The Post is reporting on the possible paradigm shift in the Administration regarding the detainees being held at Guantanamo Bay. Which is timely, considering for my last minute theater experiment on Friday night I saw Studio Theater’s production of the play “Guantanamo.”
Studio’s new expanded facilities are exceptional. “Guantanamo” is playing in the upstairs space of the Milton Theater, with an improved reception/bar area, and the overall building modernization, including a new entrance on the 14th Street side, is an exciting development for the neighborhood.
I don’t usually enjoy so-called “political” theater, of either side of the aisle, as more often than not it can be bombastic and one-sided. “Guantanamo” avoided this pitfall for me by being a well-crafted and intelligent piece of documentary theater. The text is taken strictly from the real-life testimony of detainees, their families, and others. By weaving these words together – sometimes incendiary, sometimes heartwrenching – a living breathing testament to man’s inhumanity to man is formed in all its complexity.

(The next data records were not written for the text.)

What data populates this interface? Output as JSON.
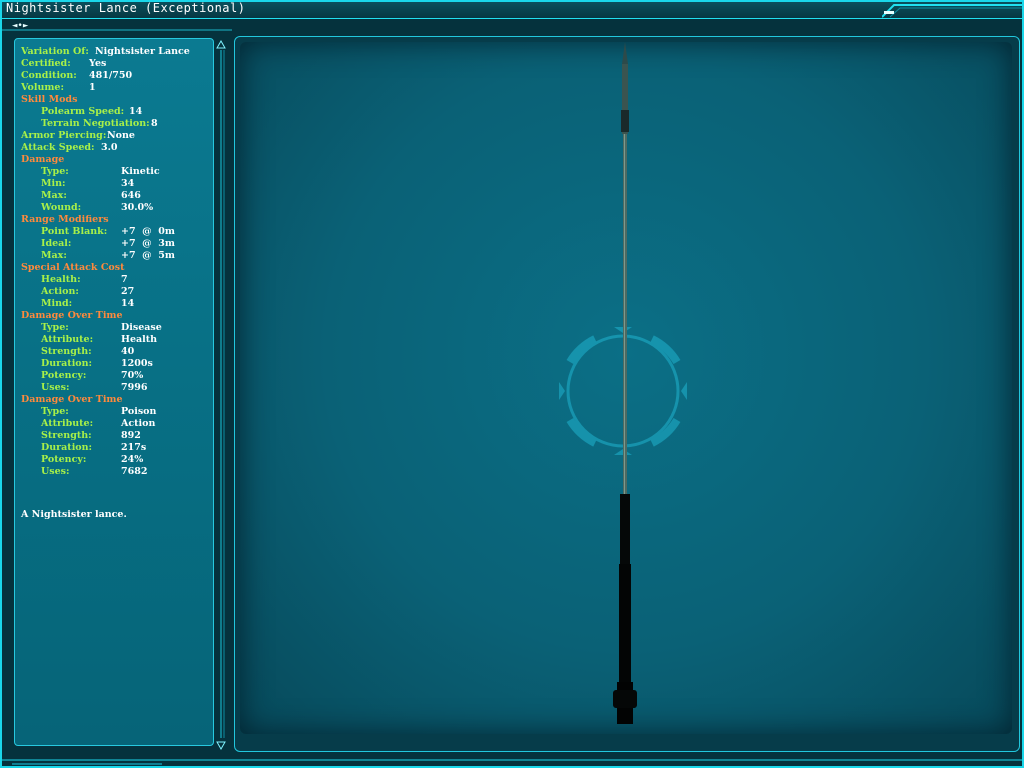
{
  "window": {
    "title": "Nightsister Lance (Exceptional)"
  },
  "nav": {
    "arrows": "◄•►"
  },
  "attributes": {
    "variation_label": "Variation Of:",
    "variation_value": "Nightsister Lance",
    "certified_label": "Certified:",
    "certified_value": "Yes",
    "condition_label": "Condition:",
    "condition_value": "481/750",
    "volume_label": "Volume:",
    "volume_value": "1",
    "skill_mods_header": "Skill Mods",
    "polearm_speed_label": "Polearm Speed:",
    "polearm_speed_value": "14",
    "terrain_label": "Terrain Negotiation:",
    "terrain_value": "8",
    "armor_piercing_label": "Armor Piercing:",
    "armor_piercing_value": "None",
    "attack_speed_label": "Attack Speed:",
    "attack_speed_value": "3.0",
    "damage_header": "Damage",
    "dmg_type_label": "Type:",
    "dmg_type_value": "Kinetic",
    "dmg_min_label": "Min:",
    "dmg_min_value": "34",
    "dmg_max_label": "Max:",
    "dmg_max_value": "646",
    "dmg_wound_label": "Wound:",
    "dmg_wound_value": "30.0%",
    "range_header": "Range Modifiers",
    "range_pb_label": "Point Blank:",
    "range_pb_value": "+7  @  0m",
    "range_ideal_label": "Ideal:",
    "range_ideal_value": "+7  @  3m",
    "range_max_label": "Max:",
    "range_max_value": "+7  @  5m",
    "special_header": "Special Attack Cost",
    "sp_health_label": "Health:",
    "sp_health_value": "7",
    "sp_action_label": "Action:",
    "sp_action_value": "27",
    "sp_mind_label": "Mind:",
    "sp_mind_value": "14",
    "dot1_header": "Damage Over Time",
    "dot1_type_label": "Type:",
    "dot1_type_value": "Disease",
    "dot1_attr_label": "Attribute:",
    "dot1_attr_value": "Health",
    "dot1_strength_label": "Strength:",
    "dot1_strength_value": "40",
    "dot1_duration_label": "Duration:",
    "dot1_duration_value": "1200s",
    "dot1_potency_label": "Potency:",
    "dot1_potency_value": "70%",
    "dot1_uses_label": "Uses:",
    "dot1_uses_value": "7996",
    "dot2_header": "Damage Over Time",
    "dot2_type_label": "Type:",
    "dot2_type_value": "Poison",
    "dot2_attr_label": "Attribute:",
    "dot2_attr_value": "Action",
    "dot2_strength_label": "Strength:",
    "dot2_strength_value": "892",
    "dot2_duration_label": "Duration:",
    "dot2_duration_value": "217s",
    "dot2_potency_label": "Potency:",
    "dot2_potency_value": "24%",
    "dot2_uses_label": "Uses:",
    "dot2_uses_value": "7682",
    "description": "A Nightsister lance."
  },
  "icons": {
    "nav": "nav-arrows-icon",
    "scroll_up": "scroll-up-arrow-icon",
    "scroll_down": "scroll-down-arrow-icon",
    "reticle": "target-reticle-icon",
    "item_model": "lance-model-icon"
  },
  "colors": {
    "frame_accent": "#1ad7ea",
    "panel_bg": "#0b7a91",
    "label_green": "#a8f048",
    "header_orange": "#ff8a3c",
    "value_white": "#ffffff"
  }
}
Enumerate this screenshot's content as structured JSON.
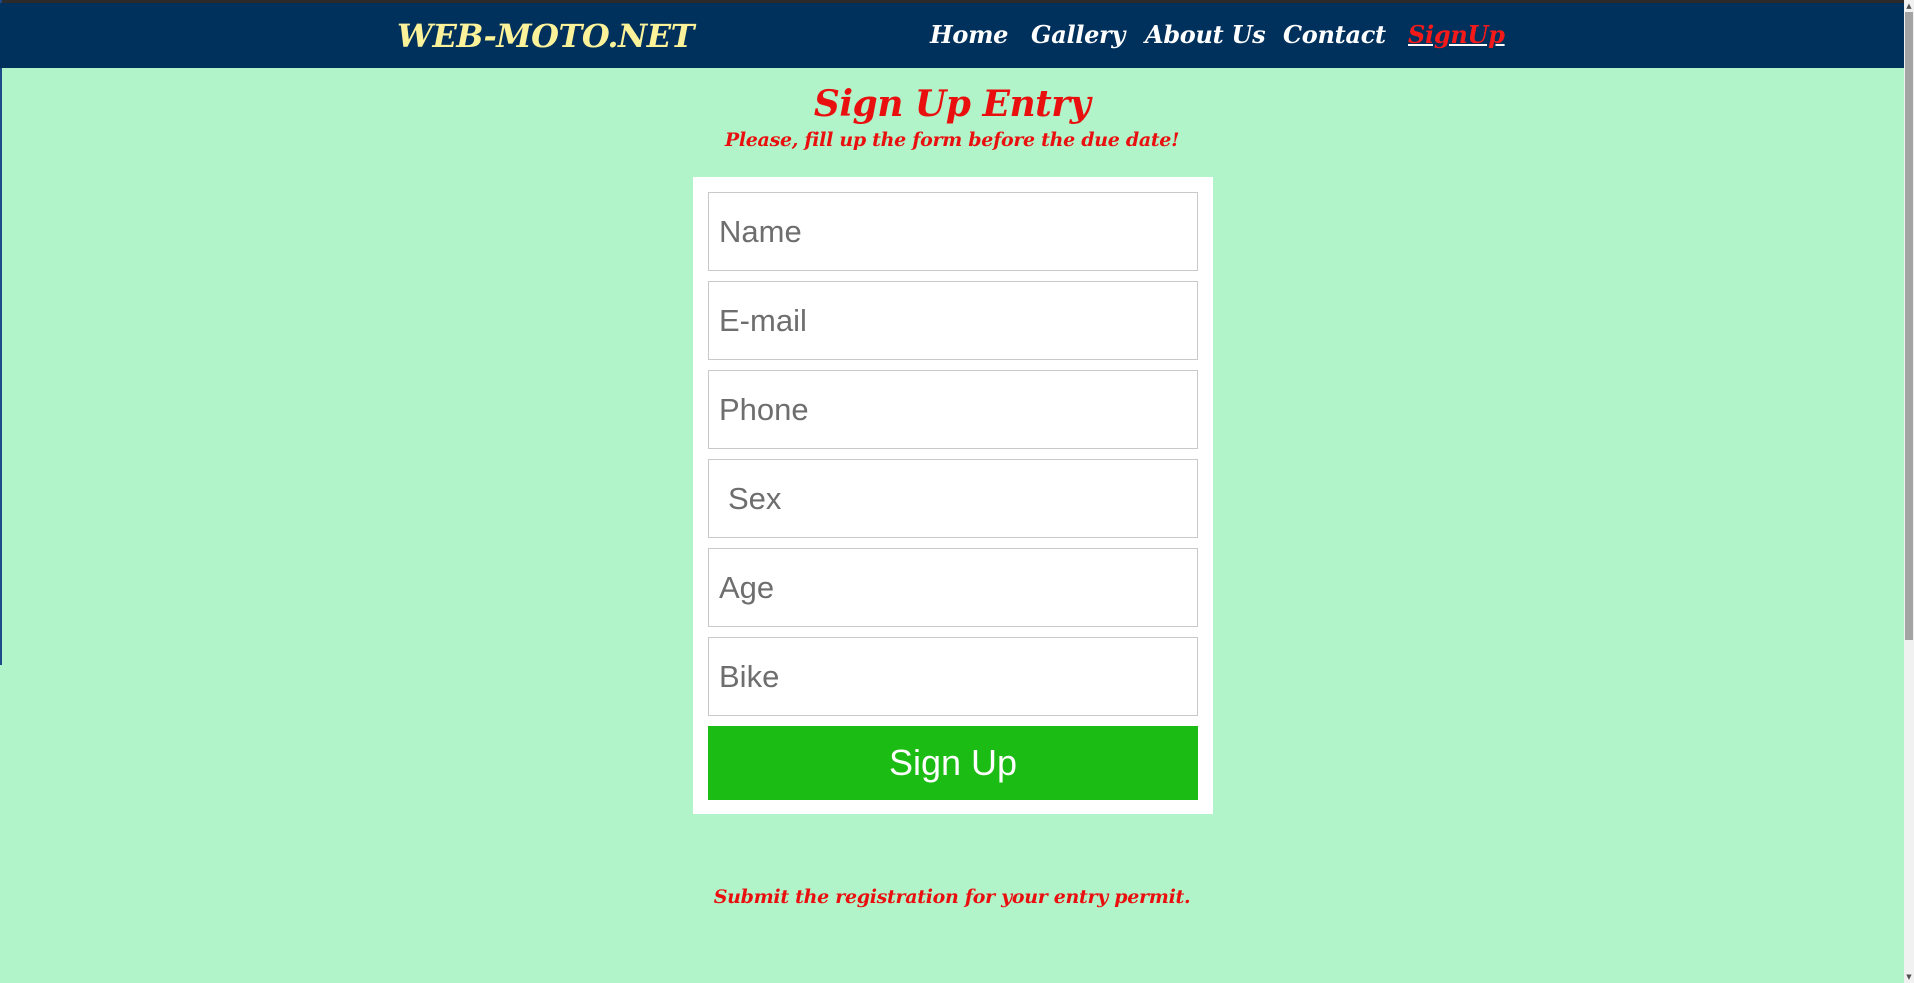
{
  "header": {
    "brand": "WEB-MOTO.NET",
    "nav": {
      "home": "Home",
      "gallery": "Gallery",
      "about": "About Us",
      "contact": "Contact",
      "signup": "SignUp"
    }
  },
  "page": {
    "title": "Sign Up Entry",
    "subtitle": "Please, fill up the form before the due date!",
    "footer_note": "Submit the registration for your entry permit."
  },
  "form": {
    "name_placeholder": "Name",
    "email_placeholder": "E-mail",
    "phone_placeholder": "Phone",
    "sex_placeholder": "Sex",
    "age_placeholder": "Age",
    "bike_placeholder": "Bike",
    "submit_label": "Sign Up"
  },
  "colors": {
    "navbar": "#00305c",
    "brand": "#fbf29a",
    "accent_red": "#ea0f0f",
    "background": "#b2f4ca",
    "button": "#1bbd14"
  }
}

The pacing could use some tightening, but I’ve no doubt that it will once beyond opening jitters, given director Serge Seiden’s impressive track record and the commitment of the excellent ensemble cast. Possibly the most effective stage business is that upon the audience entering the theater, the prisoners are already there. And they are still there when you leave – no curtain call, which perfectly highlights the limbo of their situation, and also reinforces that this is not an ego piece.
Whatever your politics or your view on this policy, I think there’s something almost sacred about being able to see this kind of theater in the nation’s capital. We have that right, that freedom, to watch and challenge, whether we agree or not. If we ever are unable to see theater like “Gauntanamo”… well, I can’t imagine it. And I don’t want to.